September 14, 2020
Tyson Foods now first US food company to verify sustainable cattle production practices at scale
Tyson Foods has announced on September 9 its work to verify sustainable beef production practices on more than five million acres of cattle grazing land in the United States.
The action would be the largest beef transparency programme in the US, and part of Tyson Foods' focus on sustainably feeding the world while taking care of people, planet and animals.
Working with Where Food Comes From, the largest provider of certification and verification services to the food industry, Tyson Foods will source cattle from BEEFCARE™-verified beef producers who are committed to raising cattle using practices that positively impact the land and animals, and also want to promote it.
BeefCARE is a third-party sustainability verification programme for cattle ranchers. The programme uses third-party audits to verify that farmers and ranchers are using best practices in caring for animals, the environment, and the people and communities who support them.

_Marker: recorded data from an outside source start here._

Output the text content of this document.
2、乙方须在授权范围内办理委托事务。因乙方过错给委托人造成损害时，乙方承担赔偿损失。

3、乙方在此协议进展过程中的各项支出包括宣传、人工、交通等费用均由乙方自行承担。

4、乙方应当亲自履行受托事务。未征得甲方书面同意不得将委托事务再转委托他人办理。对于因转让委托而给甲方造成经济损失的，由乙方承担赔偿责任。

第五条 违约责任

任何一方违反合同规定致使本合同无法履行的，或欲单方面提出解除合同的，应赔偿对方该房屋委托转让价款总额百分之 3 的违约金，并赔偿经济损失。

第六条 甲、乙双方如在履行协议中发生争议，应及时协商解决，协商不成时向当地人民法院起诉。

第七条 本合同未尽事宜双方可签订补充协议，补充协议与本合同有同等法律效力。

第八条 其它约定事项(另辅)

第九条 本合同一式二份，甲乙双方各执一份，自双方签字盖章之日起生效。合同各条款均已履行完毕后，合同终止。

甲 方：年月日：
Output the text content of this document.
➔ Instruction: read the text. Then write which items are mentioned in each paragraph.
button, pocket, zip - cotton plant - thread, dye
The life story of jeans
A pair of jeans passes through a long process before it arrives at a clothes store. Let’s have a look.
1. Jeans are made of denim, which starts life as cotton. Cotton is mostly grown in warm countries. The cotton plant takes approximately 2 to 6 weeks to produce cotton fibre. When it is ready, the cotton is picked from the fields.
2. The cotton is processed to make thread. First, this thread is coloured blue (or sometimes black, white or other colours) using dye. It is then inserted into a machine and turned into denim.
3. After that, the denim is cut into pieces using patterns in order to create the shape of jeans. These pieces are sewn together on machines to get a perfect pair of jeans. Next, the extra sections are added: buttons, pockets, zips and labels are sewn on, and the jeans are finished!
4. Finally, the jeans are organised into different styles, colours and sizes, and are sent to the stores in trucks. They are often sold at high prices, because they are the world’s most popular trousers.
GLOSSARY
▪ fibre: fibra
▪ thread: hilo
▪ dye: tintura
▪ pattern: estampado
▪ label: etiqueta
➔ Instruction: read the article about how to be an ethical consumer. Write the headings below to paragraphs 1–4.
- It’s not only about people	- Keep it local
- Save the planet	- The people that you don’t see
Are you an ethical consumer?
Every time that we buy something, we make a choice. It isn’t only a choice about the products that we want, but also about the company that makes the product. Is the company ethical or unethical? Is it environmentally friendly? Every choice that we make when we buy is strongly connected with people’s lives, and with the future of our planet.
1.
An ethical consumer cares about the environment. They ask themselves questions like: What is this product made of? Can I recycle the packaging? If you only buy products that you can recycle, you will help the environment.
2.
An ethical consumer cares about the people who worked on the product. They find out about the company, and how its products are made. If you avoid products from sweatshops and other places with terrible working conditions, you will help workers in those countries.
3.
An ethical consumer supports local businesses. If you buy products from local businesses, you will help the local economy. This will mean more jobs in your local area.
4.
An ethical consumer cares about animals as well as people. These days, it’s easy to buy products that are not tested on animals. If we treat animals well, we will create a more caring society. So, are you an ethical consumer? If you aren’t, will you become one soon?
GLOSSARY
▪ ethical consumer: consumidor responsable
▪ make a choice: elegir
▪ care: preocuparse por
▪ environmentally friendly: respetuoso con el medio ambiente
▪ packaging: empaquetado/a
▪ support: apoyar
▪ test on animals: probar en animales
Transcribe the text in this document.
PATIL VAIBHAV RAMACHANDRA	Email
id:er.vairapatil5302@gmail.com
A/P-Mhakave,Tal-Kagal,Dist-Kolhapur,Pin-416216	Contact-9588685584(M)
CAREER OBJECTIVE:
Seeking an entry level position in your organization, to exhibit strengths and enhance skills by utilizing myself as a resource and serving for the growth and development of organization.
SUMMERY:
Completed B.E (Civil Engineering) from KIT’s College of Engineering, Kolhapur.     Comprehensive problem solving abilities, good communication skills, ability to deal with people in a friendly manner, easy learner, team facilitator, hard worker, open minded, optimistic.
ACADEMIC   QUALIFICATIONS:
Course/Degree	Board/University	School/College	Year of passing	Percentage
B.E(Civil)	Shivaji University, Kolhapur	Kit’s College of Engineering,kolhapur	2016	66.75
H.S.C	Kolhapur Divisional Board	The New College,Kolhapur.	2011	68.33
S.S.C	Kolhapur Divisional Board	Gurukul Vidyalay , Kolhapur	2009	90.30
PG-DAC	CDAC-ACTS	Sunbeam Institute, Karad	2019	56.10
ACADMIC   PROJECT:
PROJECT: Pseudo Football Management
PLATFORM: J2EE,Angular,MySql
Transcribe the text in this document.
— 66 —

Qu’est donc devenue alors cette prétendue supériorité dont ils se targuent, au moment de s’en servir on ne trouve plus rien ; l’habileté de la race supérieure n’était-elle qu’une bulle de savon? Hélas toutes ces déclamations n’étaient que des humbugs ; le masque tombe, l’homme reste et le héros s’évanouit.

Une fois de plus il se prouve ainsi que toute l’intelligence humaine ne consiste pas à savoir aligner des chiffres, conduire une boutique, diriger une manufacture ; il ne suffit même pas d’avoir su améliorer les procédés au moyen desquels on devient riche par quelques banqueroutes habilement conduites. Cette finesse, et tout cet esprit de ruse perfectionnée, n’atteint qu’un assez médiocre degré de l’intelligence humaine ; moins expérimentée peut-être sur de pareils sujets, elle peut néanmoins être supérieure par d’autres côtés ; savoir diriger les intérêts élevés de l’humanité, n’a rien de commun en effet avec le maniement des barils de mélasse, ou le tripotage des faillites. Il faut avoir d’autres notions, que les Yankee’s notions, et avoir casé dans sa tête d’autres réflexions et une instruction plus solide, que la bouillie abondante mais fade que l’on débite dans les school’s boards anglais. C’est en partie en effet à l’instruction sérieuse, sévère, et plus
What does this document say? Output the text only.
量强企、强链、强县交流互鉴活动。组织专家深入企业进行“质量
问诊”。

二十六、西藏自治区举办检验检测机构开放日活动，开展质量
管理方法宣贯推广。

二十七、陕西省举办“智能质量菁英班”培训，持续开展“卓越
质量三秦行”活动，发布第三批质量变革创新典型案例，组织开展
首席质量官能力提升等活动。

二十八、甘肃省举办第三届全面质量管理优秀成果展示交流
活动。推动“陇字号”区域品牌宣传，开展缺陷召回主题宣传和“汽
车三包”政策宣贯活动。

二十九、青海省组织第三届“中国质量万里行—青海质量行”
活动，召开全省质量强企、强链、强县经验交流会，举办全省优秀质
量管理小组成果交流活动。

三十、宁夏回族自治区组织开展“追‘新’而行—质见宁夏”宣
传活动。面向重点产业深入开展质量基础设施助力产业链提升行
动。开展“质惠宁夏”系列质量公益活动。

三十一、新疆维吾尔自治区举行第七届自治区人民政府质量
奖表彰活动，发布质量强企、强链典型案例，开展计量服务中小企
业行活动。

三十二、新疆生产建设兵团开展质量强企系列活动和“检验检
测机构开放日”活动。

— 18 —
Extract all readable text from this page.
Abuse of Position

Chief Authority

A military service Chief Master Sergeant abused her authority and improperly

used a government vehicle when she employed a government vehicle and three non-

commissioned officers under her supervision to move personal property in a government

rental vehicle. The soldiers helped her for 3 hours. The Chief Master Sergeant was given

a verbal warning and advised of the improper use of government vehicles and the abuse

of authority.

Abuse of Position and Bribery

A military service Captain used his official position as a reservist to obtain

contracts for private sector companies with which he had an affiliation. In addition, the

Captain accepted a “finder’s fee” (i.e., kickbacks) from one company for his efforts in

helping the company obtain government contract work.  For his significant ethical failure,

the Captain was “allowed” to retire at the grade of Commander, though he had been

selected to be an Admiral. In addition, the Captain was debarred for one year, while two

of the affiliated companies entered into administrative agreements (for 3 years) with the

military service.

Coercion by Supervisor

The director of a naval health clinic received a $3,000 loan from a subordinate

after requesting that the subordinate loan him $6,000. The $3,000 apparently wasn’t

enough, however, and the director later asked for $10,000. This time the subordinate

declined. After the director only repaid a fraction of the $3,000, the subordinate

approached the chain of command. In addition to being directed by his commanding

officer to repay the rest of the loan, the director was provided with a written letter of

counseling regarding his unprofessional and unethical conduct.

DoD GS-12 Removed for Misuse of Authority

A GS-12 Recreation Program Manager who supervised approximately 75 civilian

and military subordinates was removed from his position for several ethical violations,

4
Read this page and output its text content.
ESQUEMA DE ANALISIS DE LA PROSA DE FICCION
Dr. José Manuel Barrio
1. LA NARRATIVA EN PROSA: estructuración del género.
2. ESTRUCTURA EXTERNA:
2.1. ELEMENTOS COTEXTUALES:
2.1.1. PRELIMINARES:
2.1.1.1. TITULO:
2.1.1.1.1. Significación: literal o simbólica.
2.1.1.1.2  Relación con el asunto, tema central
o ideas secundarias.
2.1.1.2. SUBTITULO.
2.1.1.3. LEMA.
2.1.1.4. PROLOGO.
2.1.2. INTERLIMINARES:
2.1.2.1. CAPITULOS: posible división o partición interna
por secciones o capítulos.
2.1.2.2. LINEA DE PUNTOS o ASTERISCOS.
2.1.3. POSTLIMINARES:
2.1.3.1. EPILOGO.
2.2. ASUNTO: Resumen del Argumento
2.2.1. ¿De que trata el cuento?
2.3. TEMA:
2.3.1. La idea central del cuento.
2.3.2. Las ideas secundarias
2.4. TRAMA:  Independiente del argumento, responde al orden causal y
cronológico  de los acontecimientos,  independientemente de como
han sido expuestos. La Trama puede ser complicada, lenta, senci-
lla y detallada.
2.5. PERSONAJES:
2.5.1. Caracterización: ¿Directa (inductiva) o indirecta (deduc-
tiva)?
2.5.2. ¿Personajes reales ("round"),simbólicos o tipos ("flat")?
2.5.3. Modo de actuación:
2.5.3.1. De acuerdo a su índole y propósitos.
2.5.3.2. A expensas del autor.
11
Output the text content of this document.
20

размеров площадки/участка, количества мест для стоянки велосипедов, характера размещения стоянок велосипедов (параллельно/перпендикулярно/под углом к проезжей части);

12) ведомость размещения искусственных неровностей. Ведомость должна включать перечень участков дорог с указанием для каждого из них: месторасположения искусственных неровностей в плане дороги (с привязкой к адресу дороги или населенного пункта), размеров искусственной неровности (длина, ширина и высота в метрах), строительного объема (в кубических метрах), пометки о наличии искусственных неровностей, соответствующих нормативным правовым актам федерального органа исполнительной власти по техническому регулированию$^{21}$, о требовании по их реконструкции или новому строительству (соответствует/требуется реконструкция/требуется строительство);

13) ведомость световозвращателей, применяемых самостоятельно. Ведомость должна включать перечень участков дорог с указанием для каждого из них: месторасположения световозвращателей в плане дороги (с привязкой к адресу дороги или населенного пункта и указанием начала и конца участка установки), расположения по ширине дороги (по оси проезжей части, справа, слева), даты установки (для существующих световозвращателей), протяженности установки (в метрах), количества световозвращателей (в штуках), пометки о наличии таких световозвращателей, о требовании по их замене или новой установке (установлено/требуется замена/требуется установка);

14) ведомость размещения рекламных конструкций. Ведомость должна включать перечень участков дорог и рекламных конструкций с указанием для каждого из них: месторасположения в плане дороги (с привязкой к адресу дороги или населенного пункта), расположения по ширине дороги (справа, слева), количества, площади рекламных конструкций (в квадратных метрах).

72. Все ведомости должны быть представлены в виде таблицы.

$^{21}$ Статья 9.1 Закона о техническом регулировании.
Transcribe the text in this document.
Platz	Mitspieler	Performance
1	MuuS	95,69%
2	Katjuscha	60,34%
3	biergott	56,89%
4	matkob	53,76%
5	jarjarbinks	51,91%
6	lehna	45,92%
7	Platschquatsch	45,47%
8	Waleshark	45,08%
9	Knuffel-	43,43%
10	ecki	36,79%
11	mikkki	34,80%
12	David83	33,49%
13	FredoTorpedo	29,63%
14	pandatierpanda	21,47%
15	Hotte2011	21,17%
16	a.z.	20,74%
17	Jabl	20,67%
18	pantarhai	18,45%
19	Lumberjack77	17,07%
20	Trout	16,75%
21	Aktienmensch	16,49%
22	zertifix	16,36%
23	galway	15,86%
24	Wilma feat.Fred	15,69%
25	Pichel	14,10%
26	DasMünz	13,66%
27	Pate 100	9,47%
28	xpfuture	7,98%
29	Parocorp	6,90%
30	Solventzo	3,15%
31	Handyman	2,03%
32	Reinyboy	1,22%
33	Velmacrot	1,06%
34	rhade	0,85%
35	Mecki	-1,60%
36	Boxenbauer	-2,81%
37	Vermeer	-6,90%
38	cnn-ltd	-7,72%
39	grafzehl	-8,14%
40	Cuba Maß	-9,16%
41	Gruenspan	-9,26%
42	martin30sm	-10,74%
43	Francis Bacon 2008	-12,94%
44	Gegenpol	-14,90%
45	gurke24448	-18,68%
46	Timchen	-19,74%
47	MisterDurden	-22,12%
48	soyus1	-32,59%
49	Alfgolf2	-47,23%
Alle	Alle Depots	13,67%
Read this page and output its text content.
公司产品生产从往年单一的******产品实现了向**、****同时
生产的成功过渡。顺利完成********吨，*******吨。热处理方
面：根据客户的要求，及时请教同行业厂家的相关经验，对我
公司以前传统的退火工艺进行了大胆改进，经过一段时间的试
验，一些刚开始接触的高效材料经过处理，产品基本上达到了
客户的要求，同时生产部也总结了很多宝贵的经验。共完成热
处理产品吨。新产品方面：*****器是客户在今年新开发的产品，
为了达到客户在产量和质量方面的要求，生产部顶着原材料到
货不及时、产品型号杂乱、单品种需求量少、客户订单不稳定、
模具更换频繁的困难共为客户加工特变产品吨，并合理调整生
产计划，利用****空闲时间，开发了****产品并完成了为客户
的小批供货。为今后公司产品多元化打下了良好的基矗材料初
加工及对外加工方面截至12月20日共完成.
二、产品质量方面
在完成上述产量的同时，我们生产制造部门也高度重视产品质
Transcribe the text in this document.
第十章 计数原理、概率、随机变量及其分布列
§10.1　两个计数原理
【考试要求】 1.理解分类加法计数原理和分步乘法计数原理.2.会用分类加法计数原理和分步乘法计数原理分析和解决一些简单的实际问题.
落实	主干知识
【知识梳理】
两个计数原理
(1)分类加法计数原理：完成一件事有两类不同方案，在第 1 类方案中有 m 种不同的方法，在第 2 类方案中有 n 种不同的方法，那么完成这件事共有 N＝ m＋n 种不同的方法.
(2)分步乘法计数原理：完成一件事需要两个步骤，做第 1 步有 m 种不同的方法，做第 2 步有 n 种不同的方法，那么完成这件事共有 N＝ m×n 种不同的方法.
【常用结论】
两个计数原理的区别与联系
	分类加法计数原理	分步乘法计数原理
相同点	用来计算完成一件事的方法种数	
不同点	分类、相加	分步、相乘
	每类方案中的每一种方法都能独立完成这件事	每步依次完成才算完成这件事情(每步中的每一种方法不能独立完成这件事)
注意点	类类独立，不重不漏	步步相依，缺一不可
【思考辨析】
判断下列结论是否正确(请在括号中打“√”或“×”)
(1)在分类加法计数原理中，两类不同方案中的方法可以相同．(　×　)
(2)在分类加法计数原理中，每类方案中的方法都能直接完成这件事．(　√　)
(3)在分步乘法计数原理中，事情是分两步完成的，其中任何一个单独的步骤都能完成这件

BeefCARE standards include practices such as having a cattle grazing management plan to help promote vegetative growth and diversity, water availability and quality, prevent/reduce soil erosion and support carbon sequestration. More than 200 ranches are currently enrolled in the programme with plans to expand it over the next several years. The programme is recognised by the US Roundtable for Sustainable Beef.
To ensure improved management of grasslands and rangelands, Tyson Foods will also work with The Nature Conservancy to evaluate and enhance the environmental components of the current BeefCARE programme. Nature Conservancy experts will provide input to Where Foods Comes From based on scientific analyses and land and livestock management experience.
"We recognise the importance of sustainable beef production practices that take care of people, the planet and animals," said Steve Stouffer, group president of Tyson Fresh Meats. "Our goal is to work with ranchers to verify and, when possible, improve those practices so that we can be transparent with our customers and consumers about how cattle in our supply chain are raised."
"Sustainability is a business imperative in the US beef industry to ensure long-term food production, economic security for ranchers and their communities, and a healthy environment for us all," said Dr. Sasha Gennet, director of Sustainable Grazing Lands for The Nature Conservancy in North America. "Tyson Foods is setting a great example of a company that is taking proactive steps to achieve a sustainable beef system that supports farmers and ranchers while improving our critical natural resources, including soil, water, and wildlife."
This latest initiative builds on Tyson Foods' goal for beef sustainability. In 2018, Tyson Foods became the first US protein company to license Progressive Beef, a quality management system designed for cattle feeding operators that sell to companies like Tyson Foods. Operators certified in the programme follow best practices for animal welfare, food safety, responsible antibiotic use and environmental sustainability. These practices are verified twice per year through USDA-approved auditors.
In 2020, Tyson Foods will purchase more than three million Progressive Beef-certified cattle, which represents more than half of the cattle in the company's supply chain.
Sustainability throughout the food system is fundamental to Tyson Foods' core values, which call on the company to "strive to serve as stewards of the resources entrusted to us," the company said.
Tyson Foods has previously set targets to improve land stewardship practices on two million acres of corn, partnered with the World Resources Institute to set science-based greenhouse gas reduction targets and is collaborating with the institute to establish contextual water targets, which take into consideration the entire watershed at 11 priority locations.